Ma è un'operazione che lascerebbe scoperto gran parte dell'indotto, dato che il debito della Baglietto è intorno ai 130-140 milioni di euro. Di questi, un'ottantina sono in mano alle banche, tra i 40 e i 45 ai fornitori e il restante fa capo agli armatori.

L'ipotesi di rilevazione del gruppo è al momento quindi la strada principale. La Camuzzi ha infatto dichiarato che "si adopererà per individuare eventuali investitori interessati a rilevare il gruppo mantenendone l'attività industriale, in relazione ai mandati conferiti in questi mesi sia a Monte dei Paschi di Siena Capital Services che a professionisti terzi indirizzandoli verso la procedura."

"Il giudice fallimentare - proseguono dal gruppo - si è riservato di verificare la documentazione per poi fissare l'adunanza dei creditori che dovranno esprimersi sulla manovra concordataria che dovrebbe avvenire dopo il periodo feriale. Camuzzi, azionista di maggioranza di Gruppo Baglietto, che in questo momento non può accompagnare tale procedura da un punto di vista né economico né finanziario, si adopererà comunque, come ha fatto nell'ultimo periodo, per individuare eventuali investitori interessati a rilevare il gruppo mantenendone l'integrità industriale, segnalando e dirigendo qualsiasi interessamento verso gli organi della procedura."
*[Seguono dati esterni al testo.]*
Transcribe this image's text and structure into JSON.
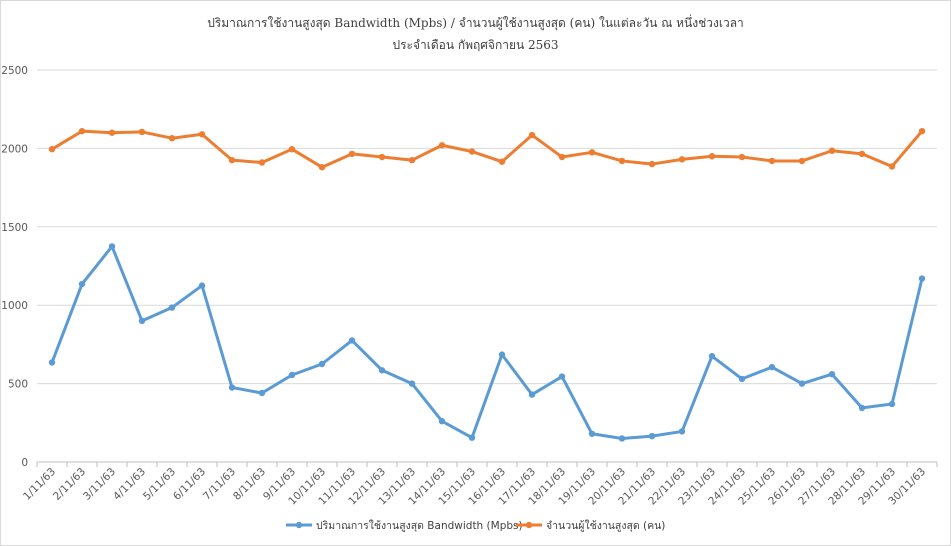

La scelta di Camuzzi di fare un passo indietro, continuano, "potrà favorire il gruppo nautico nella ricerca di un nuovo azionista che possa garantire ai cantieri del gruppo le risorse finanziarie per irrobustire la struttura patrimoniale / finanziaria e completare il piano industriale di rilancio del gruppo, predisposto dai vecchi azionisti insieme a Bain e già concordato e approvato dalle organizzazioni sindacali." E concludono, "solo con questo obiettivo Camuzzi ha conferito l'incarico, a proprie spese, a MPS Capital Services per individuare nuovi investitori in Italia e ha assegnato negli ultimi 2 mesi 3 mandati analoghi sui mercati esteri."